Il meurt dans cette ville en 1806. Ses livrets les plus célèbres sont ceux de La Clémence de Titus (d’après un livret précédent signé Métastase pour un opéra d’Antonio Caldara créé en 1734) et du Turc en Italie, opéra de Franz Seydelmann qui inspirera celui de Rossini quelques années plus tard (l’œuvre de Rossini sera créée en 1814).
La création
La Clémence de Titus fut créée le 6 septembre 1791 à Prague, au Théâtre des États (voir ci-contre). Le rôle de l’empereur était incarné par le ténor Antonio Baglioni (créateur de Don Ottavio dans Don Giovanni) ; Maria Marchetti-Fantozzi chantait Vitellia, et le rôle de Sesto était tenu par un castrat : Domenico Bedini. Il s’agissait d’une commande officielle, l’œuvre étant destinée à célébrer le couronnement de Léopold II, roi de Bohême.
Le livret
Il s’agit de l’adaptation d’un livret que Métastase écrivit à l’origine pour le compositeur Caladara, et qui avait déjà été réutilisé plusieurs dizaines de fois par d’autres musiciens.
ACTE I
Vitellia aime l’empereur Titus : elle espère l’épouser et devenir ainsi impératrice. Mais elle apprend que l’Empereur souhaite épouser Bérénice. Elle va alors utiliser son soupirant Sextus pour se venger : elle charge le jeune homme de fomenter un complot contre Titus… Mais Titus a renoncé à Bérénice : il porte son choix sur la jeune Servilia. Hélas, Servilia (sœur de Sextus) est déjà amoureuse du jeune Annius : elle repousse les avances de l’Empereur, lequel décide alors de prendre Vitellia pour femme. Malheureusement, l’attentat ordonné par cette dernière prend forme grâce au dévouement de Sextus: le Capitole est incendié ; Titus, cependant, échappe à la mort.
Titus (sesterce)
ACTE II
L’Empereur apprend tous les détails du complot. Sextus doit-il se dénoncer, comme le lui recommande Annius? Doit-il s’enfuir, comme le lui conseille Vitellia ? Arrêté, le jeune homme est confronté à l’Empereur et condamné à mort. Dévorée par la culpabilité, Vitellia avoue son crime à Titus, lequel, magnanime, finit par accorder son pardon à tous les conjurés.
La partition
Que l’œuvre ait été composée en même temps que La Flûte enchantée est on peut plus révélateur du génie protéiforme de Mozart : le ton de cet opera seria est grave, solennel – certains disent un peu froid : le fait qu’il s’agisse d’une œuvre de circonstance empêche sans doute parfois le compositeur de rendre les personnages aussi crédibles et émouvants que ceux de la trilogie de Da Ponte. Pourtant l’œuvre, certes un peu inégale, comporte de grandes beautés : le duo Annio/Servilia du premier acte, le finale du premier acte, d’un dramatisme impressionnant, l’air de Servilia « S’altro che lagrime », le trio du second acte entre Vitellia, Publius (le capitaine de la garde) et Sextus, et surtout deux airs majeurs : le rondo de Sesto « Parto, parto », avec clarinette obligée, et celui, grandiose, que chante Vitellia (avec accompagnement de cor de basset) avant son revirement : « Non più di fiori ».

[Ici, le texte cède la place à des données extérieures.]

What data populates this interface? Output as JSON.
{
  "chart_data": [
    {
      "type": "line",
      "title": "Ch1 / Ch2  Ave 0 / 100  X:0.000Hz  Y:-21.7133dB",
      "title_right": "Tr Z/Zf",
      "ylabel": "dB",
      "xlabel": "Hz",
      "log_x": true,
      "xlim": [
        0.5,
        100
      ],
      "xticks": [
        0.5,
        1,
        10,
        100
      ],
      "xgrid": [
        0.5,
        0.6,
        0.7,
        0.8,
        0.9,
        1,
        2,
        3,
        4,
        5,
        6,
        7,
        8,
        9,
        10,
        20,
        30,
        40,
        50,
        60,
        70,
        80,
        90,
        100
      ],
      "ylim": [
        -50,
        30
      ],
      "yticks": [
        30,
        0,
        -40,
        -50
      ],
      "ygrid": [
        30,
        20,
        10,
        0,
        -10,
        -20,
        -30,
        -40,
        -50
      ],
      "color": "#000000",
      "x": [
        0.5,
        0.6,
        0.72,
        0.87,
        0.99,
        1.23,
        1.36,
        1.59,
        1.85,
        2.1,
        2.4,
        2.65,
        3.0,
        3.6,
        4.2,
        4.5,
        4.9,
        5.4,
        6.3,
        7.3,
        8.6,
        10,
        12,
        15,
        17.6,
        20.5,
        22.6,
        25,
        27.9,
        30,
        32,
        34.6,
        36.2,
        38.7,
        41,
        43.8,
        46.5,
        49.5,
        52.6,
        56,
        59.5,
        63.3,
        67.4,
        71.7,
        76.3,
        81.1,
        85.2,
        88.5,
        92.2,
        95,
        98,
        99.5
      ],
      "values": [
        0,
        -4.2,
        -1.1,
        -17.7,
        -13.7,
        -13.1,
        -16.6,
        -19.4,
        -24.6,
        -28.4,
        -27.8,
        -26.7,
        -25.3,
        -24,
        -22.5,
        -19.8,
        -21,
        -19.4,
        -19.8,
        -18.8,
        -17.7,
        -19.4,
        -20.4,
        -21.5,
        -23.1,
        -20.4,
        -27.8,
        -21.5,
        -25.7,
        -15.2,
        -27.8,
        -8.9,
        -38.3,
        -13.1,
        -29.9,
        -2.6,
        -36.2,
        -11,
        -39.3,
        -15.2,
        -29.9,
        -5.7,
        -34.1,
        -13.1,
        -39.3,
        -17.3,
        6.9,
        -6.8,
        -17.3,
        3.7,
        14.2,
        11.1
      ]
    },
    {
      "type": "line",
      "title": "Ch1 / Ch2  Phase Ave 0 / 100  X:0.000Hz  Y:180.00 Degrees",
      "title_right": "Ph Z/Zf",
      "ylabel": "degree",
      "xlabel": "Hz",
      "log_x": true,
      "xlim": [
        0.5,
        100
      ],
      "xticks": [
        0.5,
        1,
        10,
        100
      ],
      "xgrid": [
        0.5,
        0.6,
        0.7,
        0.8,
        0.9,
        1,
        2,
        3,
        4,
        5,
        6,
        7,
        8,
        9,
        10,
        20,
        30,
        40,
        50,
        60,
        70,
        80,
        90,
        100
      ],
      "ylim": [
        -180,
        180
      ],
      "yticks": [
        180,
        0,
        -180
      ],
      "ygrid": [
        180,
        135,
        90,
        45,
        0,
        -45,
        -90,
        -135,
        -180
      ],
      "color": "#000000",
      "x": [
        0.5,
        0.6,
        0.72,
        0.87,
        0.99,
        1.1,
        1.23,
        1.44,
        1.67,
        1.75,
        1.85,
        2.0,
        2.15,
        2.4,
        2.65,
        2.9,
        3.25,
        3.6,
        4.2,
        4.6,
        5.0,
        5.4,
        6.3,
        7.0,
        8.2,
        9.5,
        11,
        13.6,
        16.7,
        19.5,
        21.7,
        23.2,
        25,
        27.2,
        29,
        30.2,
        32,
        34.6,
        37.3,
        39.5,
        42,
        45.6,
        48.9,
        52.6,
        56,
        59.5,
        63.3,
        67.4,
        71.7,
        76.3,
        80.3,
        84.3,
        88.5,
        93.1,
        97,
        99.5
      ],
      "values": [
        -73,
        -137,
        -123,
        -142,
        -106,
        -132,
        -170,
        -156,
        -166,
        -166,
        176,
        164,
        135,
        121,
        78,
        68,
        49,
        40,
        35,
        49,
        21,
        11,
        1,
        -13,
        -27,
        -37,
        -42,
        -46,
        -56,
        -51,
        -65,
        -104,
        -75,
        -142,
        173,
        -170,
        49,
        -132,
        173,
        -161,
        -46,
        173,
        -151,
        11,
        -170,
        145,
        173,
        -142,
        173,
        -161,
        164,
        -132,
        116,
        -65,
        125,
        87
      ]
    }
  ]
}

https://www.youtube.com/watch?v=vAMHz9yUY4E
Sesto : « Parto, parto » par Elina Garanca (Karel Mark Chichon)
Vitellia : « Non più di fiori » par Julia Varady (John Eliot Gardiner)
Pour écouter l’œuvre
CD
Krenn, Casula, Berganza / Wiener Philharmoniker, Chorus – Wiener Staatsoper, dir. Kertész. DECCA, 1967.
Burrows, Baker, Minton / Orchestre et choeurs de Covent Garden, dir. Colin Davis. Philips, 1976.
Schreier, Varady, Berganza / Dresdner Staatskapelle, Chorus – Leipziger Rundfunkchor, dir. Karl Böhm. DG, 1978.
Rolfe-Johnson, Varady, Von Otter / English Baroque Soloists, Chorus – Monteverdi Choir, dir. John Eliot Gardiner. Archiv, 1990.
Langridge, Popp, Murray / Chœurs et orchestre de l’Opéra de Zurich, dir. Nikolaus Harnoncourt. Teldec, 1993.
Padmore, Pendachanska, Fink / Freiburger Barockorchester, RIAS Kammerchor, dir. René Jacobs. Harmonia Mundi, 2005.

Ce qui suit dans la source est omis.